Tiny homes have been a growing trend over the most recent ten years. Now, with the economy reminding many that living without the weight of bills makes the allure of going tiny that much stronger. There are many things to consider when going tiny, such as whether you can honestly handle living in such a small space, how many people are in your family and can you do it with kids, etc? Without a doubt, the biggest question that needs to be answered first is whether your tiny home will be on a foundation at a fixed location or if it will be built on a tiny home trailer to be easily transported from one spot to another. This is a question that must be answered first to determine the type of home you’ll build or buy. Let’s compare.
A Fixed Foundation Tiny Home
This option allows you to build a home that is a little larger but still very small. A home that is 12 to 16 feet wide is not possible on wheels but on a fixed foundation, it is. That said, once on a foundation, you’ll need permanent water and sewer hookups and power lines unless you’ve allowed for solar system power. You’ll be tied to the place your home rests and many jurisdictions are still not tiny home friendly. Many subdivisions have restrictions that even a tiny home must be at least 400-sq-ft. You’ll be saddled with the costs of building, heating, cooling, and installing septic or sewer for that home. This might make owning a tiny home more cost-prohibitive for many people. When you are in a fixed location, you are at the mercy of the weather in that location, unable to simply drive to a better spot. In the winter, you’ll need to determine how you’ll heat your home. In the heat of summer, you’ll spend money on cooling.
A Portable Tiny Home
These are referred to as Tiny Homes on Wheels, or THOWs. These are built on a tiny home trailer frame and many people build their own. They tend to be heavier than a traditional camper, as well as higher. They are not designed to be on the road constantly, though they can easily be moved from one location to another, making them a more flexible tiny home option for many people. They should not be confused with a traditional RV camper. A camper is typically made on a lightweight aluminum frame and has very little insulation. This makes heating and cooling more difficult. A tiny home is built with sturdier framing, well-insulated as a traditional home would be, and looks more like a traditional home.

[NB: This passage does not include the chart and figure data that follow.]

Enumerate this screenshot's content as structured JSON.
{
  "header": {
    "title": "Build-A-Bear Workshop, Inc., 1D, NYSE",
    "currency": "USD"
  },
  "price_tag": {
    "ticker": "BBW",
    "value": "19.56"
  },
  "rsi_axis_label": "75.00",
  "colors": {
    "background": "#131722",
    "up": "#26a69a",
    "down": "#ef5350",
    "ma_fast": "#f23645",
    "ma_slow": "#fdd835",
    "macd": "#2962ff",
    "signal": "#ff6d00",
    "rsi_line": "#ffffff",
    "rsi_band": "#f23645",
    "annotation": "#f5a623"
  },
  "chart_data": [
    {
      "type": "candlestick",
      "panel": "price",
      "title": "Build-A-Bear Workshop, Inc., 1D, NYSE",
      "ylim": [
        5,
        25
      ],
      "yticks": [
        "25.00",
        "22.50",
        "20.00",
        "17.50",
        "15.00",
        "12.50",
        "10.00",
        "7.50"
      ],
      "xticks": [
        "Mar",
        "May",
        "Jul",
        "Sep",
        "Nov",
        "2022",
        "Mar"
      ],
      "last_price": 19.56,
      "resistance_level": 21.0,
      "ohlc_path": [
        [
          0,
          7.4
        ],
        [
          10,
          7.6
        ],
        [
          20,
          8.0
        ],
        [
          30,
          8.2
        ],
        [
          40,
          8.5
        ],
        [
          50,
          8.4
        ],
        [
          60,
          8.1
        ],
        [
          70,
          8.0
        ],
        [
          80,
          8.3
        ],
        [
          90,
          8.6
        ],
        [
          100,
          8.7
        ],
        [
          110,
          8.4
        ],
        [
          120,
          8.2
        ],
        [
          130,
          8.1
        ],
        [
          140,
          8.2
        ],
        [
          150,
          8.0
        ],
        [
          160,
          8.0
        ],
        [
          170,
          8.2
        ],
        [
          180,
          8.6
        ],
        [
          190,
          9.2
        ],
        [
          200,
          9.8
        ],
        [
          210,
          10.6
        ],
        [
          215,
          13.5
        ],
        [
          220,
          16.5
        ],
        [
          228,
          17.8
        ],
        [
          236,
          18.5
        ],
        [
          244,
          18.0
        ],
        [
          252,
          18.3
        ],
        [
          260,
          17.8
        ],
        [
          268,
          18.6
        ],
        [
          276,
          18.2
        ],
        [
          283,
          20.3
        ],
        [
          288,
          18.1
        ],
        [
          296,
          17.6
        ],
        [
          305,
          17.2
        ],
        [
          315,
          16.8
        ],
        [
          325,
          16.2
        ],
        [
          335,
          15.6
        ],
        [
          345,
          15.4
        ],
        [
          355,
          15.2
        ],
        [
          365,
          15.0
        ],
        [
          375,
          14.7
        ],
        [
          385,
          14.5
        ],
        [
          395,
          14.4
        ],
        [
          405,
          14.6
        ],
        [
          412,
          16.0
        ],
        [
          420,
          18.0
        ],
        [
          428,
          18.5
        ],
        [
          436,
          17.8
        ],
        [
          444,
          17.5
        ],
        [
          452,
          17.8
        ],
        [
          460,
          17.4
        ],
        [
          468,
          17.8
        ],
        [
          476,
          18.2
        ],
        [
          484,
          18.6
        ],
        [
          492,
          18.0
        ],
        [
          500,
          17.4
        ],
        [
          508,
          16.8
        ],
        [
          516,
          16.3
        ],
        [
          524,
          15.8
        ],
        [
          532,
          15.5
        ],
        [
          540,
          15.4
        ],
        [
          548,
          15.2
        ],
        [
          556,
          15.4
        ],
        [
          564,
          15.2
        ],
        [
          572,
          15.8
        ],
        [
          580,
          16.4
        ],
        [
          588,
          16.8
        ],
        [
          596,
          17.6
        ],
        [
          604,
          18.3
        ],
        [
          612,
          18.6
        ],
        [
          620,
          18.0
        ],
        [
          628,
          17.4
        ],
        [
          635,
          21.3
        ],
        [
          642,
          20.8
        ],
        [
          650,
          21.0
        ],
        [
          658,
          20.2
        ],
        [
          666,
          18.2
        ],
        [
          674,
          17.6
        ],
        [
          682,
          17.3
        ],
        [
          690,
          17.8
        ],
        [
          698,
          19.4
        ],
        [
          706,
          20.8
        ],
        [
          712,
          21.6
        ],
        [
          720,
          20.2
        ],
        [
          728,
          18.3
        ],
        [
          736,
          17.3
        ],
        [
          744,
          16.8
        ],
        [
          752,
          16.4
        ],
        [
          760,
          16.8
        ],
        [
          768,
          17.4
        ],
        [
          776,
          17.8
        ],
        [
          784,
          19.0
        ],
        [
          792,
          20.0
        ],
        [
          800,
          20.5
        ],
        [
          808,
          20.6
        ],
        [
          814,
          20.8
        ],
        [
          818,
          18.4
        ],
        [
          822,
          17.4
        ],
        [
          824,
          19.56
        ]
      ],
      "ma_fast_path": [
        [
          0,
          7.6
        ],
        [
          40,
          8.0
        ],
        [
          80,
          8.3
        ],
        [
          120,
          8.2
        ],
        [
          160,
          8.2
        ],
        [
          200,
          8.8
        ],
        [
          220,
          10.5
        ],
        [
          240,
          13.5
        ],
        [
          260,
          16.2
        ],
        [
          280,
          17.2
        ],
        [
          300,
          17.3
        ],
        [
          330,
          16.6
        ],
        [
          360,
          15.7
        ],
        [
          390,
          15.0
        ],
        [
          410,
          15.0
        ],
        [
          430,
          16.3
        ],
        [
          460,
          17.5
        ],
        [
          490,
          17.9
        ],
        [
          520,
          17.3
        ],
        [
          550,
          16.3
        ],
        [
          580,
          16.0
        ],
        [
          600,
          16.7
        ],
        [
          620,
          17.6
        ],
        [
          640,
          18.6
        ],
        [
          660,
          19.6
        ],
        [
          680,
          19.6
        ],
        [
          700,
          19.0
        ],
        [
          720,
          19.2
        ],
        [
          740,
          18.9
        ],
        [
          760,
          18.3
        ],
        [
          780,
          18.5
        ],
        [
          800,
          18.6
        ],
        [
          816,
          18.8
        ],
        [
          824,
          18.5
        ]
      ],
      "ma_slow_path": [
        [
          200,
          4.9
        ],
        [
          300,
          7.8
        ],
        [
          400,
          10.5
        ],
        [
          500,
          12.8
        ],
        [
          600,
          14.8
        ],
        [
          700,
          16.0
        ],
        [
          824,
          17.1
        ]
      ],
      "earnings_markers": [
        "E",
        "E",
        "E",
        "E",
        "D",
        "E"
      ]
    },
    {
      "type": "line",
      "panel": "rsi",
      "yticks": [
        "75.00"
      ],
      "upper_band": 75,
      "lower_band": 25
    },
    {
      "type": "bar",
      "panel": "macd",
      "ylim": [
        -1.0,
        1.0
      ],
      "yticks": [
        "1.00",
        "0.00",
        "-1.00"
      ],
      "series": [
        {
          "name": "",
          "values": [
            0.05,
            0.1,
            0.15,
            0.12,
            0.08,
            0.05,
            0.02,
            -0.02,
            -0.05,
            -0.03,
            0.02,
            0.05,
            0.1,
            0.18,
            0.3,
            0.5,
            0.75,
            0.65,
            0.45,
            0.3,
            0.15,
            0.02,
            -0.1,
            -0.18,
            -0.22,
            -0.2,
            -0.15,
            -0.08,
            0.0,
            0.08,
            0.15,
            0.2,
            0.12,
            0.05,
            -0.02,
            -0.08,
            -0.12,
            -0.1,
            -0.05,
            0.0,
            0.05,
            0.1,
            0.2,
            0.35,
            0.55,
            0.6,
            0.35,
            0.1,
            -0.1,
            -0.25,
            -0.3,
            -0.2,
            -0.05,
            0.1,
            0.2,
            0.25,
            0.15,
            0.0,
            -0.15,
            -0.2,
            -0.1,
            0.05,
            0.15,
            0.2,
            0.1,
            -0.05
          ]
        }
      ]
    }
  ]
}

Many THOWs have a second story loft-style sleeping area that saves floor space below and with a loft at each end, there is room for children to sleep as well. Newer THOWs are now designed with main floor bedrooms and slide-outs that can expand floor space when parked. A THOW is completely portable using a trailer designed for tiny homes, but with one caveat: they do not have holding tanks, which means that if you want water, you’ll need to be hooked to a water source and a sewer line. While this is a minor drawback for some, it is an acceptable sacrifice for many who find the portability to be paramount. Tiny house villages are popping up all around the country, offering the zoning and full hook-ups for tiny homes. Many come complete with your own yard space. When the weather begins to get too cold, you simply pull up stakes and tow your tiny home to a more southerly location that can offer you similar benefits along with warm weather. When hurricane season arrives, you can do the same; just tow it somewhere else.
This is ultimately what dictates your choice. If the road calls to you and you love the idea of exploring the country by living in different places every few months, then the THOW lifestyle may potentially be for you. One option simply gives you more options but there are some trade-offs with either style of tiny home you choose. Your life goals are what is of primary importance. You should also spend some time in a tiny home before making the move and committing to one full-time. Try an Airbnb weekend rental or a week’s vacation in one to see if you can handle the adaptation to the small space.